December 2025

By Isa de Jong and Wout van den Heuvel

Over the last few decades, disaster risk in Nepal has increased significantly due to climate change, creating an urgent need for detailed, local-scale assessments. Rural mid-hill regions, such as the upper Roshi River catchment, are particularly vulnerable to destructive flooding events. Understanding where floods occur, who is exposed, and why impacts are severe is essential for reducing future losses and strengthening preparedness in these communities.

For us, two master’s students from Utrecht University, this challenge formed the starting point for our thesis project. We, Isa de Jong (MSc Earth, Surface and Water) and Wout van den Heuvel (MSc Earth, Life, and Climate), were given the opportunity by Prof. Dr. W.W. Immerzeel (Mountain Hydrology) to collaborate with Smartphones For Water Nepal (S4W-Nepal). Together, we worked on developing a framework for flood risk assessment in the Roshi River catchment, combining hydrological and climatological perspectives. Our complementary backgrounds—hydrology and climatology with a focus on climate vulnerability and adaptation—provided a strong foundation for the study. The research followed the IPCC flood risk framework, which considers risk as a function of three components: hazard, exposure, and vulnerability. This approach allowed us to systematically analyze flood processes alongside social and environmental factors shaping risk in the catchment.

This project was our first experience working on a project outside of Europe. From the very start of the project, we were welcomed and supported by the S4W-Nepal team. Together, we developed an approach to analyze risk in the upper Roshi River catchment. Our time at their office was not only productive but also very educational. We learned a lot about setting up a project from scratch, being adaptive with the limited time and information available to us. Planning field activities proved more challenging than anticipated. Deciding where to install weather stations, water level sensors, and soil moisture sensors—alongside infiltration measurements, river cross-sections, and questionnaire surveys—required careful spatial reasoning and logistical coordination. These planning stages highlighted the complexity of translating theoretical research designs into real-world field settings.

Once the fieldwork commenced, we were quickly phased with the realization that in practice, a schedule must sometimes be abandoned. The study area presented us with an opportunity to once again test our adaptability. We were forced to make quick decisions regarding new approaches and methods. Improvisation or “quick fixes” became a regular part of our days in the field. Whether it was because of weather conditions or a broken measuring tape, we had to be flexible to make optimal use of our time and our resources in the catchment.  

Luckily, the population in the catchment was very welcoming and helpful. Our first day in the field was a testament to this, when we were installing the first weather station. A group of locals came with tools and manpower to help us figure out the installation in practice. It was in these interactions that we discovered the true attraction of Nepali culture. Whether we needed a shovel, specific local information, a hammer, or a cup of tea, the locals were there to help us. 

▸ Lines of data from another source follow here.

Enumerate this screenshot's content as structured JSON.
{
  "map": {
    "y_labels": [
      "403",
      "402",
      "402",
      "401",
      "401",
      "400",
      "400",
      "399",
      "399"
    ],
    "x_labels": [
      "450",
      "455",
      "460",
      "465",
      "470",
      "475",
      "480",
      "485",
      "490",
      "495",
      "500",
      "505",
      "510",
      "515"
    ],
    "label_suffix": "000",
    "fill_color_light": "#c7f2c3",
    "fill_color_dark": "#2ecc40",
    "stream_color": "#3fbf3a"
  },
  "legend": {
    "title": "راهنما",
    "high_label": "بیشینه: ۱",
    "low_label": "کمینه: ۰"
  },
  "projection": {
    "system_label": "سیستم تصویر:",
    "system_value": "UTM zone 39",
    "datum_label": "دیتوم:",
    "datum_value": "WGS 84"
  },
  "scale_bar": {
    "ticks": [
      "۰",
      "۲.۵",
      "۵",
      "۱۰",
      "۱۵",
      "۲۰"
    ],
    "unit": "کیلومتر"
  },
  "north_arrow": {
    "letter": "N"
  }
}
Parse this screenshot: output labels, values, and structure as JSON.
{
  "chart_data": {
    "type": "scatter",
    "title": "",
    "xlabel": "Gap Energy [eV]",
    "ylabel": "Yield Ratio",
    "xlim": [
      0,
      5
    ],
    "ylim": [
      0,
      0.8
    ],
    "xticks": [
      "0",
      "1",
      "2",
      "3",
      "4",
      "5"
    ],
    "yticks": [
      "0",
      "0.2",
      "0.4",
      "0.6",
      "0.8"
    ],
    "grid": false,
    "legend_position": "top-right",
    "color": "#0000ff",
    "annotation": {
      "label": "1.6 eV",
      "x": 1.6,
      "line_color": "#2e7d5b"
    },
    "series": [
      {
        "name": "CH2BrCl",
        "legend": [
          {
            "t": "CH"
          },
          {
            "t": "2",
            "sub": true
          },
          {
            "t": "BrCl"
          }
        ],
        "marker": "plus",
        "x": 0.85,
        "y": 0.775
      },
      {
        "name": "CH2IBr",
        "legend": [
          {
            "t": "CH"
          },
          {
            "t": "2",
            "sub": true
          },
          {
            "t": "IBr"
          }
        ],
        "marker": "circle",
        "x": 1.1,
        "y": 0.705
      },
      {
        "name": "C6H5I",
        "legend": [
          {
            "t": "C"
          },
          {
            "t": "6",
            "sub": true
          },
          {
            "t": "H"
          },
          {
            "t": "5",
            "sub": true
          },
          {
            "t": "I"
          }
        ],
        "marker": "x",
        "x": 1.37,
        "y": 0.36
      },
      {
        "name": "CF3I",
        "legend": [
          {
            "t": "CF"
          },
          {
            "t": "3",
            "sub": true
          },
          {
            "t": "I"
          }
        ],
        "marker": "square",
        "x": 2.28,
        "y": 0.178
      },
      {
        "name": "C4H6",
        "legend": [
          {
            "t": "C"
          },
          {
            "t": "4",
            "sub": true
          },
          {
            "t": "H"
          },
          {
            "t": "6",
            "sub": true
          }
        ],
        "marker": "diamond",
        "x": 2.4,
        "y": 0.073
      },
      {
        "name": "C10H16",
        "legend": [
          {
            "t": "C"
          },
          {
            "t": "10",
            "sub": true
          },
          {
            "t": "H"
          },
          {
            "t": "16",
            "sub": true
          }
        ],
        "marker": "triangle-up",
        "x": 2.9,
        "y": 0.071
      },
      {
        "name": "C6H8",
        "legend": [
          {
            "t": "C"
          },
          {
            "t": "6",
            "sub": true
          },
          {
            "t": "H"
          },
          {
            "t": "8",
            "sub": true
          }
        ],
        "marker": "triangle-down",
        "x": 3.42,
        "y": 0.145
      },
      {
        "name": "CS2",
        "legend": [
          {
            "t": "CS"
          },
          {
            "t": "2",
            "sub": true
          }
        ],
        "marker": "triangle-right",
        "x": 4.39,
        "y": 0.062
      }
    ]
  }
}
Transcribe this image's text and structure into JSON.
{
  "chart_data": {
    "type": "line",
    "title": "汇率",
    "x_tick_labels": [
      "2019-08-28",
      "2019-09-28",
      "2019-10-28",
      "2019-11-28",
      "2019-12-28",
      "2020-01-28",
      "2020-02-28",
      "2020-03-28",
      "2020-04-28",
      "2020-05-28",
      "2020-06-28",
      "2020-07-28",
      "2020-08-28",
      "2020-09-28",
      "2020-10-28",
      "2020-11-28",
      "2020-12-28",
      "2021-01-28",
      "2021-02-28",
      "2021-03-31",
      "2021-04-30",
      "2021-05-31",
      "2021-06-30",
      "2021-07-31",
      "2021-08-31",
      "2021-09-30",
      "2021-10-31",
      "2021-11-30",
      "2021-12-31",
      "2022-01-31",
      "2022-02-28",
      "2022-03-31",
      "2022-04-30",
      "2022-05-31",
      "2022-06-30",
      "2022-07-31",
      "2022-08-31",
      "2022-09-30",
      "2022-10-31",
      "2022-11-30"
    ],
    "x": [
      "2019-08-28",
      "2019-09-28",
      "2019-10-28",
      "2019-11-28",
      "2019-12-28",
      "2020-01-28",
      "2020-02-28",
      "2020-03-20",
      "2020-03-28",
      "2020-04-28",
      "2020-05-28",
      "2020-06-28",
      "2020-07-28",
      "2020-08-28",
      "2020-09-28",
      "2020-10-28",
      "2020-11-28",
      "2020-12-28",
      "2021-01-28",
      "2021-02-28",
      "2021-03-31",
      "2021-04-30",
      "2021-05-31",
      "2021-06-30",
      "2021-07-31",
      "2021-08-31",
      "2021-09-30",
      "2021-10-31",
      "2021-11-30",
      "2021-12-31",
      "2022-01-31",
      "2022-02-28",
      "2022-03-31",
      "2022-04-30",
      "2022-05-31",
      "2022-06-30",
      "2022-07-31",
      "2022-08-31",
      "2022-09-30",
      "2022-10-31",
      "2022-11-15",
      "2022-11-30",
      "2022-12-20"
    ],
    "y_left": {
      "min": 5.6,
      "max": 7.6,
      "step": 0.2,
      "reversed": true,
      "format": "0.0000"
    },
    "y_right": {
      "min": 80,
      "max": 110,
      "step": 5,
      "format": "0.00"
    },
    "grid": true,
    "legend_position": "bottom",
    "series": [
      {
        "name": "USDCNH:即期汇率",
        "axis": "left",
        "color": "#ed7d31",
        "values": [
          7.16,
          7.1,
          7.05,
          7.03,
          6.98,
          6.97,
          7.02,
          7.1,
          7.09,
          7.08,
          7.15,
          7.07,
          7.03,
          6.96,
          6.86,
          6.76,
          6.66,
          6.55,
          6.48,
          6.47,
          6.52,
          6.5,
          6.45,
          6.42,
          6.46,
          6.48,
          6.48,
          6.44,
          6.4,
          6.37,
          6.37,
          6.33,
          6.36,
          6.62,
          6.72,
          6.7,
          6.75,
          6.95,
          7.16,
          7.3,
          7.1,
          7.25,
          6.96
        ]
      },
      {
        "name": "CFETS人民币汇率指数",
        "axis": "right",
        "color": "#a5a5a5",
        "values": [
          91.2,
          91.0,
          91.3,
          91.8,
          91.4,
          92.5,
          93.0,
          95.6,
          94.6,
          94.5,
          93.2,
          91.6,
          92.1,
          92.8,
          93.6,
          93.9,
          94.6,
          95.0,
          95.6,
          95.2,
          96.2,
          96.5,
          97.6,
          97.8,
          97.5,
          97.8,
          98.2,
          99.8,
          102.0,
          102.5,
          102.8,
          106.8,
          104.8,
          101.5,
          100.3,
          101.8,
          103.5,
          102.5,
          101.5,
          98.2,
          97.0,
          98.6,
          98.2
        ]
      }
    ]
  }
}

Besides the numerous hours spent in the field and at the office, we fortunately also had time to further experience Nepalese culture, festivities, and nature. Now back in the Netherlands and processing the data, we remain in close contact with S4W-Nepal while finalizing our project of the total flood risk assessment for the Roshi catchment. While our time in Nepal has ended, the work continues. We look forward to seeing how our data contributes to further research in Nepal.